Virtually everyone suffers at least an occasional night of poor sleep. However, certain individuals may be more vulnerable to longstanding difficulty. These include students, shift workers, travellers and persons suffering from acute stress, depression, or chronic pain. And employees working long hours or multiple jobs may find their sleep less refreshing.
Old adults also have frequent difficulty with sleep problems, but inadequate sleep is not an inevitable part of the ageing process. The total amount of sleep needed isn’t reduced. However, many of the sleep stealers can combine in the elderly including impaired health, pain and increased use of medications.
Teenagers have difficulty falling asleep until late at night and awakening early in the morning. Many young adults keep relatively irregular hours and as a group they report higher rates of dissatisfaction with the sleep they are getting.
What are the Biggest “Sleep Stealers”?
- Psychological factors
Stress is considered by most sleep experts to be the No.1 cause of short-term sleeping difficulties. Common triggers include school-or job-related pressures, a family or marriage problem and a serious illness or death in the family. Usually the sleep problem disappears when the stressful situation passes. However, if short term sleep problems such as insomnia aren’t managed properly from the beginning, they ca persist long after the original stress has passed. That’s why it’s a good idea to talk to a physician about any sleeping problem that recurs or persists for longer than one week.
- Lifestyle stressors
Without realizing it, you may be doing things during the day or night that can work against getting a good night’s sleep. These include drinking alcohol or beverage containing caffeine in the afternoon or evening, exercising close to bedtime, following an irregular morning and nighttime schedule, and working or doing other mentally intense activities right before or after getting into bed.
- Shift work
If you are a shift worker, sleep may be particularly elusive. Shift work forces you to try to sleep when activities around you- and your own “biological rhythms” – signal you to be awake. One study shows that shift workers are two to five times more likely than employees with regular, daytime hours fall asleep on the job.
- Jet Lag
Still another sleep stealer is jet lag, an inability to sleep caused when you travel across several time zones and your biological rhythms get “out of sync”.

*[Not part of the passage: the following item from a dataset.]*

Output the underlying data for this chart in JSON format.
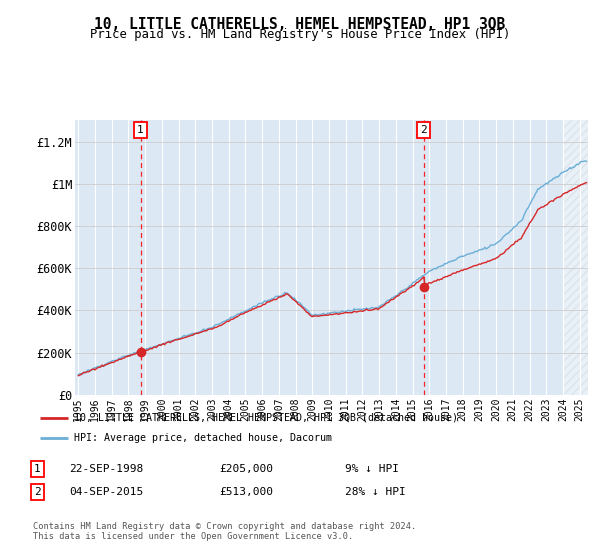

- Environmental Interferences
A distracting sleep environment such as a room that’s too hot or cold, too noisy or too brightly lit can be a barrier to sound sleep. Also interruptions, from children or other family members can also disrupt sleep. Other details to pay attention are the comfort and size of your bed and the habits of your sleep partner. If you have to lie beside some who has different sleep preferences, snores, can’t fall or stay asleep, or has other sleep difficulties, it often becomes your problem too!
- Physical Factors
A number of physical problems can interfere with your ability to fall or stay asleep. For example, arthritis and other conditions that cause pain, backache, or discomfort can make it difficult to sleep well. Sleep apnea, which is recognized by snoring and interrupted breathing, causes brief awakening (often unnoticed) and excessive daytime sleepiness. If suspected, a person having signs of sleep apnea should see a doctor.
Disorders that cause involuntary limb movements during sleep, such as restless legs syndrome, break up the normal sleep pattern and are also likely to make sleep less refreshing and result in daytime sleepiness.
For women, pregnancy and hormonal shifts including those that cause premenstrual syndrome (PMS) or menopause and its accompanying hot flashes can also intrude on sleep.